LPC Blog

The Library Publishing Coalition Blog is used to share news and updates about the LPC and the Library Publishing Forum, to draw attention to items of interest to the community, and to publish informal commentaries by LPC members and friends.

Transitions is an occasional series where community members reflect on the things they have learned while moving from one institution to another or one role to another. 

By Monica Westin, Google Scholar partnerships lead / technical program manager

In the spring of 2014, I left a PhD program in classical rhetoric to try out a career in scholarly communication. I was immediately hooked by what I saw as unsolved problems in the ecosystem and the potential impact of making academic research easier to access. Except for a brief stint at HighWire Press, I spent the following four years in the institutional repository and library publishing space, first at bepress and then at CDL’s eScholarship, the University of California’s system-wide repository and publishing platform. 

One Monday in November 2018, three days after leaving my job as publications manager for the library publishing program at the CDL, I started a new role as the program manager for partnerships at Google Scholar. The past two and a half years have been eye-opening.

I have three strong memories from my first week. The first is knowing I had made the right decision to take the job when my new boss, Google Scholar co-founder and director Anurag Acharya, described the mission of Scholar to me in our first meeting: that “no matter the accident of your birth,” he told me, you should be able to know about all the papers written in any research field you might want to enter. What you did with that knowledge was up to you. 

My second memory is the expression on Anurag’s face when I admitted I didn’t really understand what robots.txt instructions did. “Goal: be more technical!” I wrote in my notebook that afternoon after spending hours looking up basic web indexing protocol information on Wikipedia. I don’t think he looked quite as disappointed as I remember, but I knew that I could no longer get away with not knowing how things worked. 

The third memory I have is something both Anurag and Alex Verstak, Google Scholar’s co-founder, kept telling me the first week: “This job is big.” The scale of outreach at all levels we do was a huge surprise to me.  At one point, my predecessor in outreach and partnerships at Scholar, Darcy Dapra, measured tens of thousands of Google Scholar external partnerships, from homegrown single-journal sites to campus-based institutional repositories and OJS instances, and publishers and publishing platforms of all configurations, from open source to proprietary, nonprofit societies to major commercial systems and multinational conglomerates. Each one of these partners creates publications indexed by Scholar, and each partner involves outreach from the Scholar side at some point.

I hadn’t realized before I moved into this role how proactive the Google Scholar team is about ensuring all of these sites are indexed well. Before my job at Scholar, I had no sense of whether and how much anyone working at Google Scholar might be looking at sites like institutional repositories and campus-published journals– I had the feeling that they would care far more about commercial sites and platforms in general, which is simply not the case. Now I know that if you haven’t heard from us about your library published journal site or repository, it’s likely because no news is good news. 

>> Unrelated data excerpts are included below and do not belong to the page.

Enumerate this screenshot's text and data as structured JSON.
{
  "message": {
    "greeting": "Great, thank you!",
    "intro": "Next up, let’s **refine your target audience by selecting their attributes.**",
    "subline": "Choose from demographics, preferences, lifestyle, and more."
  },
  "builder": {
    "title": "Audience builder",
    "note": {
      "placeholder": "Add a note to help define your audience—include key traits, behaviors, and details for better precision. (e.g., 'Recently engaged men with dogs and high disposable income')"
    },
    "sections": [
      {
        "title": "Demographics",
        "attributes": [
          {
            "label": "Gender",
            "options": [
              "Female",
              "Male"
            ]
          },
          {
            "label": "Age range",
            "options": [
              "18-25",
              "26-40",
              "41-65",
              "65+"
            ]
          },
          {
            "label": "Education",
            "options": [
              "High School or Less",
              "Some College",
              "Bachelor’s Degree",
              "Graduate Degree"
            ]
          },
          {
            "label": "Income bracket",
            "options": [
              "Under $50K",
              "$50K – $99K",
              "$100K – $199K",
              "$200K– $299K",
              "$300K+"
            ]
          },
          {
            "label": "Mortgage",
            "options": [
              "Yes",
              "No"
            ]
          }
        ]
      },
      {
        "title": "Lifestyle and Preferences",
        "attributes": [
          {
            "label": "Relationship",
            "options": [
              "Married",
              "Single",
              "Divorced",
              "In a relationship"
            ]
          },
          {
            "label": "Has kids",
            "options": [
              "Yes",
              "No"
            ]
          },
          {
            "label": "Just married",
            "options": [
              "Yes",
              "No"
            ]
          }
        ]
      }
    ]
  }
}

Just in the repository and library publishing space, I send about a hundred emails each month related to the indexing of individual sites and have regular conversations with all repository and library publishing platforms, open source and proprietary. I realized quickly that even though Scholar indexing and error detection are automatic processes, each error report creates a new project. In each case, I pick up the error report for each site and try to find a person working on the site who can hopefully help fix these errors.  

I spent a large part of my first year, at least half my working hours, devoted to helping improve indexing & inclusion for repositories and library-published/ campus-published journal sites. So far, I have worked directly with over six hundred of these sites, almost all the platforms they use for infrastructure, and dozens of user and community groups. My first major project at Scholar was a series of webinars for DSpace repositories and OJS journal instances globally, working with EIFL, DuraSpace, and dozens of local partners all around the world. I produced webinars about these platforms in collaboration with local partners for Indonesia, Costa Rica, Argentina, Brazil, Ecuador, Spain, Mexico, Peru, Nigeria, Belarus, Ghana, Kenya, Tanzania, Uganda, Ukraine and Zimbabwe. 

One thing I learned through these webinars, and my outreach work in general over the last two and half years, is that the success of a library publishing program, at least in terms of technical stability and global visibility/discovery, has very little to do with using new shiny software. I have seen publishing programs run on expensive proprietary sites riddled with errors that prevent indexing at all; and some of the best campus publishing programs run on uncustomized DSpace and OJS software implementations in countries where basic internet access is often unstable. 

In fact, now that I am a few years into my job, I worry increasingly about the sustainability of the library publishing space when prestigious grants seem to be largely earmarked for the creation of new platforms, instead of helping to fortify, maintain, and build on the platforms we already have. Fortifying and building on existing systems is always less exciting than new ventures, but it is a crucial part of a healthy ecosystem. 

For example, automating metadata management and error detection for large repositories would allow sites with many articles to make their authors’ research as globally visible as possible. As repositories continue to grow, this kind of maintenance will become crucial, especially given the increasingly limited resources within libraries. Many of the newer repository platforms lack basic indexing setups, and while they might have sophisticated interfaces, don’t actually serve the library community the way that the older open source systems do. While there are some fantastic new library publishing platforms out there, the reason we recommend OJS, DSpace, Digital Commons, and EPrints at Google Scholar is that they work out of the box, without additional efforts by under-resourced librarians. 

Ruth Tillman’s hilarious and scathing blog post Repository Ouroboros captures my observations about what isn’t working in this space, where a primary focus on developing new infrastructure can undermine the work of generous, energetic, and visionary library technologists.